SpaceX will use their reusable Falcon 9 rocket to launch their Crew Dragon capsule with NASA astronauts Bob Behnken and Doug Hurley onboard. The launch will take place at NASA’s Kennedy Space Center and its Launch Complex 39A, which also served as the launch site for many Space Shuttle launches. This mission will be the return of human spaceflight launch capabilities to the United States and the first launch of American astronauts aboard an American rocket and spacecraft since the final space shuttle mission on July 8, 2011.
This second demonstration mission of the Crew Dragon spacecraft is another end-to-end flight test of SpaceX’s human spaceflight system, which will include launch, docking, splashdown and recovery operations. It is the final flight test of the system before SpaceX is certified to carry out operational crew flights to and from the space station for NASA.

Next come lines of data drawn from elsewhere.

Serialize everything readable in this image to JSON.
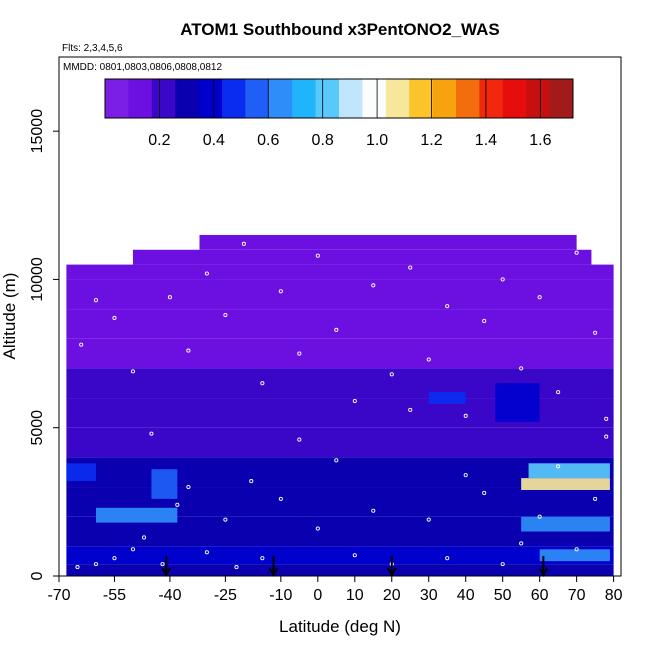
{
  "chart_data": {
    "type": "heatmap",
    "title": "ATOM1 Southbound x3PentONO2_WAS",
    "flights_note": "Flts: 2,3,4,5,6",
    "dates_note": "MMDD: 0801,0803,0806,0808,0812",
    "xlabel": "Latitude (deg N)",
    "ylabel": "Altitude (m)",
    "xlim": [
      -70,
      82
    ],
    "ylim": [
      0,
      17500
    ],
    "x_ticks": [
      -70,
      -55,
      -40,
      -25,
      -10,
      0,
      10,
      20,
      30,
      40,
      50,
      60,
      70,
      80
    ],
    "x_tick_labels": [
      "-70",
      "-55",
      "-40",
      "-25",
      "-10",
      "0",
      "10",
      "20",
      "30",
      "40",
      "50",
      "60",
      "70",
      "80"
    ],
    "y_ticks": [
      0,
      5000,
      10000,
      15000
    ],
    "y_tick_labels": [
      "0",
      "5000",
      "10000",
      "15000"
    ],
    "colorbar": {
      "range": [
        0,
        1.72
      ],
      "ticks": [
        0.2,
        0.4,
        0.6,
        0.8,
        1.0,
        1.2,
        1.4,
        1.6
      ],
      "tick_labels": [
        "0.2",
        "0.4",
        "0.6",
        "0.8",
        "1.0",
        "1.2",
        "1.4",
        "1.6"
      ],
      "colors": [
        "#7b1fe6",
        "#6b10e0",
        "#3a06c8",
        "#0a00b0",
        "#0000cd",
        "#0a2cf0",
        "#1f5ff7",
        "#2f8df9",
        "#22b4fa",
        "#59c9fb",
        "#bfe6fd",
        "#fbfdfd",
        "#f7e79a",
        "#fbc42a",
        "#f7a30f",
        "#f26d0c",
        "#f1280e",
        "#e60d0c",
        "#c5100f",
        "#a31a1a"
      ]
    },
    "altitude_bands_m": [
      {
        "bottom": 0,
        "top": 400,
        "value": 0.33
      },
      {
        "bottom": 400,
        "top": 1000,
        "value": 0.38
      },
      {
        "bottom": 1000,
        "top": 2000,
        "value": 0.34
      },
      {
        "bottom": 2000,
        "top": 3000,
        "value": 0.3
      },
      {
        "bottom": 3000,
        "top": 4000,
        "value": 0.27
      },
      {
        "bottom": 4000,
        "top": 5000,
        "value": 0.25
      },
      {
        "bottom": 5000,
        "top": 6000,
        "value": 0.21
      },
      {
        "bottom": 6000,
        "top": 7000,
        "value": 0.18
      },
      {
        "bottom": 7000,
        "top": 8000,
        "value": 0.15
      },
      {
        "bottom": 8000,
        "top": 9000,
        "value": 0.13
      },
      {
        "bottom": 9000,
        "top": 10000,
        "value": 0.12
      },
      {
        "bottom": 10000,
        "top": 10500,
        "value": 0.11
      },
      {
        "bottom": 10500,
        "top": 11000,
        "value": 0.1
      },
      {
        "bottom": 11000,
        "top": 11500,
        "value": 0.09
      }
    ],
    "latitude_coverage": [
      {
        "top_altitude_m": 10500,
        "lat_min": -68,
        "lat_max": 80
      },
      {
        "top_altitude_m": 11000,
        "lat_min": -50,
        "lat_max": 74
      },
      {
        "top_altitude_m": 11500,
        "lat_min": -32,
        "lat_max": 70
      }
    ],
    "highlights": [
      {
        "lat_min": -60,
        "lat_max": -38,
        "alt_min": 1800,
        "alt_max": 2300,
        "value": 0.62
      },
      {
        "lat_min": -45,
        "lat_max": -38,
        "alt_min": 2600,
        "alt_max": 3600,
        "value": 0.55
      },
      {
        "lat_min": -68,
        "lat_max": -60,
        "alt_min": 3200,
        "alt_max": 3800,
        "value": 0.45
      },
      {
        "lat_min": 55,
        "lat_max": 79,
        "alt_min": 2900,
        "alt_max": 3300,
        "value": 1.05
      },
      {
        "lat_min": 57,
        "lat_max": 79,
        "alt_min": 3300,
        "alt_max": 3800,
        "value": 0.8
      },
      {
        "lat_min": 55,
        "lat_max": 79,
        "alt_min": 1500,
        "alt_max": 2000,
        "value": 0.62
      },
      {
        "lat_min": 60,
        "lat_max": 79,
        "alt_min": 500,
        "alt_max": 900,
        "value": 0.62
      },
      {
        "lat_min": 48,
        "lat_max": 60,
        "alt_min": 5200,
        "alt_max": 6500,
        "value": 0.42
      },
      {
        "lat_min": 30,
        "lat_max": 40,
        "alt_min": 5800,
        "alt_max": 6200,
        "value": 0.48
      }
    ],
    "sample_points": [
      {
        "lat": -65,
        "alt": 300
      },
      {
        "lat": -60,
        "alt": 400
      },
      {
        "lat": -55,
        "alt": 600
      },
      {
        "lat": -50,
        "alt": 900
      },
      {
        "lat": -47,
        "alt": 1300
      },
      {
        "lat": -42,
        "alt": 400
      },
      {
        "lat": -38,
        "alt": 2400
      },
      {
        "lat": -35,
        "alt": 3000
      },
      {
        "lat": -30,
        "alt": 800
      },
      {
        "lat": -25,
        "alt": 1900
      },
      {
        "lat": -22,
        "alt": 300
      },
      {
        "lat": -18,
        "alt": 3200
      },
      {
        "lat": -15,
        "alt": 600
      },
      {
        "lat": -10,
        "alt": 2600
      },
      {
        "lat": -5,
        "alt": 4600
      },
      {
        "lat": 0,
        "alt": 1600
      },
      {
        "lat": 5,
        "alt": 3900
      },
      {
        "lat": 10,
        "alt": 700
      },
      {
        "lat": 15,
        "alt": 2200
      },
      {
        "lat": 20,
        "alt": 400
      },
      {
        "lat": 25,
        "alt": 5600
      },
      {
        "lat": 30,
        "alt": 1900
      },
      {
        "lat": 35,
        "alt": 600
      },
      {
        "lat": 40,
        "alt": 3400
      },
      {
        "lat": 45,
        "alt": 2800
      },
      {
        "lat": 50,
        "alt": 400
      },
      {
        "lat": 55,
        "alt": 1100
      },
      {
        "lat": 60,
        "alt": 2000
      },
      {
        "lat": 65,
        "alt": 3700
      },
      {
        "lat": 70,
        "alt": 900
      },
      {
        "lat": 75,
        "alt": 2600
      },
      {
        "lat": 78,
        "alt": 4700
      },
      {
        "lat": -64,
        "alt": 7800
      },
      {
        "lat": -60,
        "alt": 9300
      },
      {
        "lat": -55,
        "alt": 8700
      },
      {
        "lat": -50,
        "alt": 6900
      },
      {
        "lat": -45,
        "alt": 4800
      },
      {
        "lat": -40,
        "alt": 9400
      },
      {
        "lat": -35,
        "alt": 7600
      },
      {
        "lat": -30,
        "alt": 10200
      },
      {
        "lat": -25,
        "alt": 8800
      },
      {
        "lat": -20,
        "alt": 11200
      },
      {
        "lat": -15,
        "alt": 6500
      },
      {
        "lat": -10,
        "alt": 9600
      },
      {
        "lat": -5,
        "alt": 7500
      },
      {
        "lat": 0,
        "alt": 10800
      },
      {
        "lat": 5,
        "alt": 8300
      },
      {
        "lat": 10,
        "alt": 5900
      },
      {
        "lat": 15,
        "alt": 9800
      },
      {
        "lat": 20,
        "alt": 6800
      },
      {
        "lat": 25,
        "alt": 10400
      },
      {
        "lat": 30,
        "alt": 7300
      },
      {
        "lat": 35,
        "alt": 9100
      },
      {
        "lat": 40,
        "alt": 5400
      },
      {
        "lat": 45,
        "alt": 8600
      },
      {
        "lat": 50,
        "alt": 10000
      },
      {
        "lat": 55,
        "alt": 7000
      },
      {
        "lat": 60,
        "alt": 9400
      },
      {
        "lat": 65,
        "alt": 6200
      },
      {
        "lat": 70,
        "alt": 10900
      },
      {
        "lat": 75,
        "alt": 8200
      },
      {
        "lat": 78,
        "alt": 5300
      }
    ],
    "marker_arrows_lat": [
      -41,
      -12,
      20,
      61
    ]
  }
}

The first demonstration mission occurred without any humans on-board last March. Carrying “Ripley”, an anthropomorphic test device in a space suit, which SpaceX officials prefer to call a “smarty” rather than a “dummy”, the Crew Dragon splashed down on-schedule in the Atlantic after a flawless launch to and docking with the International Space Station (ISS.) Ripley sat in one of the four seats inside the Crew Dragon. SpaceX has named the mannequin “Ripley” after Sigourney Weaver’s character in the “Alien” films. According to SpaceX, Ripley is fitted with sensors around its head, neck and spine to gather data on the environments astronauts will experience when they ride the Crew Dragon.